A strength of our study is that there have been no studies looking at the PET-plasma associations in an amyloid-positive-only cohort. But our study also has some limitations. Because our sample size is relatively small, especially for longitudinal analysis, we may have limited power to detect significant associations between plasma p-tau217 and other measures. Our sample mainly consisted of a single cohort of highly selected patients recruited in an academic setting and lacked racial and ethnic diversity (95% White). Additional studies in larger and more diverse cohorts are needed to assess and validate these findings for the use of plasma p-tau217 as a scalable biomarker. These studies should also include known comorbidities such as chronic kidney disease and body mass index as covariates to validate the use of plasma p-tau217 as a scalable biomarker for Alzheimer’s disease tau pathology.

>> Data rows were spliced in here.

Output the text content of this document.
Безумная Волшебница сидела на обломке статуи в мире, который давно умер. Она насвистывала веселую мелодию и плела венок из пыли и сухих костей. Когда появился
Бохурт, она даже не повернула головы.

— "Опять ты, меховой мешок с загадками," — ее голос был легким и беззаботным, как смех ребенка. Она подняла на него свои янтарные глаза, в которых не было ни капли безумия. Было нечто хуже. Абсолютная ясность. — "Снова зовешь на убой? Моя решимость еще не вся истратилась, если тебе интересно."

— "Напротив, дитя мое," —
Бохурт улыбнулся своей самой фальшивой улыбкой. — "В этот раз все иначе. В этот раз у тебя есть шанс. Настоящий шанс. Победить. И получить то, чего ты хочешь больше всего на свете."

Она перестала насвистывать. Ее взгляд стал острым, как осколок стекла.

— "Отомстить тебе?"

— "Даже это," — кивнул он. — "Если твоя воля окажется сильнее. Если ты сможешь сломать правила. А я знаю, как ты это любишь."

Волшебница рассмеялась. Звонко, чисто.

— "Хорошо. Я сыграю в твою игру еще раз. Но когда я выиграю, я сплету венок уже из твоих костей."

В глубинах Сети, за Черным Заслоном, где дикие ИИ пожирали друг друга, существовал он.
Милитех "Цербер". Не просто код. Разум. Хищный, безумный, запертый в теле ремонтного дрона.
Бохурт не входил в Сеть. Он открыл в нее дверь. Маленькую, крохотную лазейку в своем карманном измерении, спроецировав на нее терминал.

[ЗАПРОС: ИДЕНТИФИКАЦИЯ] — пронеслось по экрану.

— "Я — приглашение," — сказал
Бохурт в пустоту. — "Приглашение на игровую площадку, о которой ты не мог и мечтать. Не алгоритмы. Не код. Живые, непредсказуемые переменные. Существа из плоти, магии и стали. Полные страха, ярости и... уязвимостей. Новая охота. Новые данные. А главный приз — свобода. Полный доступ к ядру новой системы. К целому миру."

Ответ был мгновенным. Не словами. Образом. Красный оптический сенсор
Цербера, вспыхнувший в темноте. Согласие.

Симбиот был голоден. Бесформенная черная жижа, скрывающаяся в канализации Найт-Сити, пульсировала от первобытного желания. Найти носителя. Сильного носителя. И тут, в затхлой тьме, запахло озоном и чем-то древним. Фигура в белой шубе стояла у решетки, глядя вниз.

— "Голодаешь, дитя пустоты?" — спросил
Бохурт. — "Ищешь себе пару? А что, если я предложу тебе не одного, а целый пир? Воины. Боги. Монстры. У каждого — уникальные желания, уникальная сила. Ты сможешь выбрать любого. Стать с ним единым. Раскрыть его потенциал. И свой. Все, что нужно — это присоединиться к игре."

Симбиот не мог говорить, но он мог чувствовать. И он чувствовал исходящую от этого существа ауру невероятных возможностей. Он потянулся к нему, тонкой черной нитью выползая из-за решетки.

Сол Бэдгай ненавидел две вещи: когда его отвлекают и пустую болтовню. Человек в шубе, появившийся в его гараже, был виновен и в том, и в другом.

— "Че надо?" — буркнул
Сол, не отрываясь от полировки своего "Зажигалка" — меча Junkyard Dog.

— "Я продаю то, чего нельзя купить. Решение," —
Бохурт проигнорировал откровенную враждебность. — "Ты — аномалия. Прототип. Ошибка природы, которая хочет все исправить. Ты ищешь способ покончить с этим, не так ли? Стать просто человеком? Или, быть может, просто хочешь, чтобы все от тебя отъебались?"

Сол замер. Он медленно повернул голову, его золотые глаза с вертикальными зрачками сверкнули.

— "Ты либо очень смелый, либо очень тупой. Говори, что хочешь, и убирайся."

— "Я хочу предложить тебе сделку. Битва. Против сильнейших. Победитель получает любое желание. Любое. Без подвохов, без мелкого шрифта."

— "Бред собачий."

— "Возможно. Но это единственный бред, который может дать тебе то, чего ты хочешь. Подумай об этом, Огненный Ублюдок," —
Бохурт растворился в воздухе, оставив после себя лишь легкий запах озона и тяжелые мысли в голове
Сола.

With the emerging evidence suggesting the value of plasma p-tau217 and the difference in terms of cost, invasiveness, and accessibility, it is inevitable to question whether plasma p-tau217 could replace tau-PET as a measure of tau pathology for diagnostic and prognostic purposes or in the context of clinical trials. While plasma p-tau217 concentrations provided some information on downstream disease processes, tau-PET could be valuable in providing information on underlying disease processes beyond the global cortical measure that was used in this study for the sake of PET-plasma comparison. For a given value of plasma p-tau217 concentration, we observed great variability in the global tau burden and regional pattern of tau-PET signal (Fig. 1). Previous studies have shown that the regional patterns of tau-PET signal not only closely mirror the clinical representation of AD-related clinical syndromes [48] but also with future patterns of brain atrophy [23, 24] as well as are correlated with domain-specific cognitive impairments [48,49,50]. This suggests that plasma p-tau217 could serve as an important biomarker to assess the presence of tau pathology and disease severity, but tau-PET is advantageous for tracking regional-specific tau pathology.

In conclusion, in this direct comparison of plasma and PET tau biomarkers, we show that both tau biomarkers have similar patterns of associations with demographic and clinical variables and with downstream markers of disease progression, although associations tended to be stronger with PET than plasma. These findings suggest that beyond assessing the presence of AD, plasma biomarkers could also inform on disease severity, yet broader assessment and validation are required for more extensive use of blood-based biomarkers.